By Dorcas Karuana,
First of all, let’s agree the ONLY purpose of the cover letter is to get someone to want to read your CV. It is NOT a recap of your resume or a short story of how you moved from job to job.
Many hiring managers use your cover letter to gauge your interest in the company, as well as your aptitude for the job. Therefore, when you resort to “Dear Sir, I’m interested in your open job, here’s my resume,” you’re missing out on a critical chance to persuade employers to take you seriously.
50% of employers don’t read cover letters and the others scan it in 5-10 seconds, it should therefore be short, easy to read and compelling. So how do you craft a cover letter that quickly captures their attention?

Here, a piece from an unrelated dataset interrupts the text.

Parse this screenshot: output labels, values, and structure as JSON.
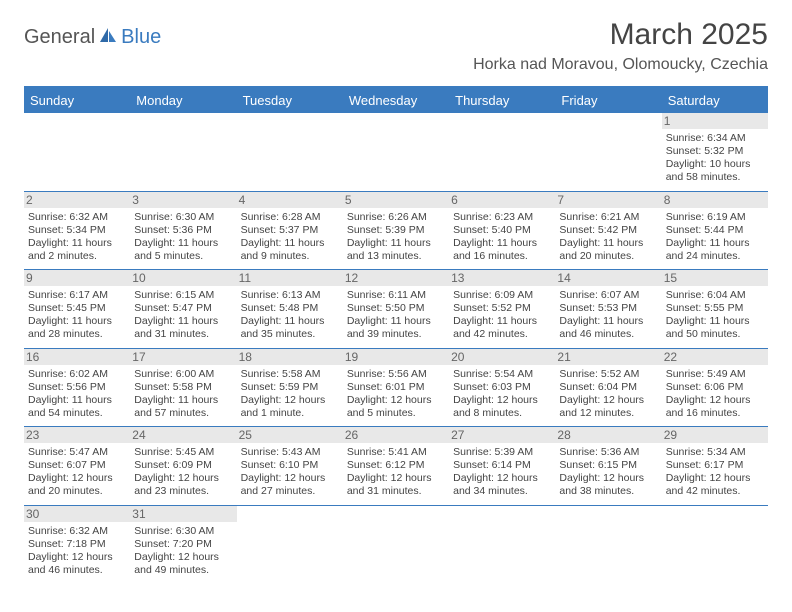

Here are five of the most crucial mistakes made in cover letters—those that can quickly knock you out of the running for a leadership job:
1.Your opening line was boring- Do not start your letter this way; “I am a Marketing Executive with 5 years of experience,” or “In response to your ad for an Administrative Assistance, I have enclosed my resume.” This is not compelling enough to use as opening statements. Instead, try a hook that makes the hiring manager sit up straight in his or her chair, as in this example: “As a Sales Executive for ABC Company, I’ve increased customer satisfaction to 97% in 3 outsourcing engagements—pushing our revenue growth to its peak despite the recession. I’m interested in creating the same results for you.” Note each of these sentences contains statistics, a targeted job title, and a career-defining achievement that is framed in context and laid out quickly for the reader to absorb. Ensure you speak precisely to the employer’s pain points while describing the performance impact you’ve had in previous roles. Your opening line should also leverage the research you’ve done on the company, per the next point.
2. You didn’t demonstrate the ability to solve the employer’s problems. – Showing off a list of competencies isn’t strong enough to distinguish you from other candidates, but speaking directly to the company’s needs will do the trick. You have to dig into the company’s history, press releases, annual reports, and other news to figure out their pain points. What type of expansion is planned? Were earnings down in previous quarters? What do industry analysts say about the company’s future and their business strategy? Armed with this information, you’re able to connect your leadership skills to the employer’s needs much more succinctly: For instance, “My ability to produce business development results; (30% rise in ABC Company sales during Q4 2010) can address any struggles you’ve had in breaking into this market. Can we talk?”
3. Your key points don’t match (or exceed) the job requirements.- Like CVs, cover letters must be precise and direct the reader…keeping them attentive to the reasons they should hire you and the edge your work can give them. While you’re writing, put the job description in front of you to remind yourself what the employer is seeking. Then, look for ways to point out how you can surpass these expectations. For example, a Sales Director may say; “In your ad I noted that you require a leader in service delivery and customer satisfaction. My career includes 3 years of 97% satisfaction ratings, achieved by improving infrastructure and network capacity, and I hold responsive service as my first priority.”
4. You didn’t address the letter to an actual person. – Finding a contact name inside the company has never been easier. Taking the time to locate a name (vs. resorting to “Dear Hiring Manager”) will help your letter create more impact at a target employer.
5. You forgot to be assertive. – If your closing line isn’t strong, you run the risk of looking too passive. Most of us end your letters with these words, “Thank you in advance for reviewing my credentials.” This is certainly polite and professionally stated. If pursuing a senior-level role, employers like to see a take-charge style. For instance, be more forceful by saying; “I plan to exceed your requirements as your next Finance Officer,” and “I am confident that I can demonstrate the leadership you look for in your next F.O.” This is stronger. Even more intense, “I will follow up with you next Tuesday,” shows definite intent on your part to influence the hiring audience, and gives them advance notice of the proactive steps you’ll take to secure the interview.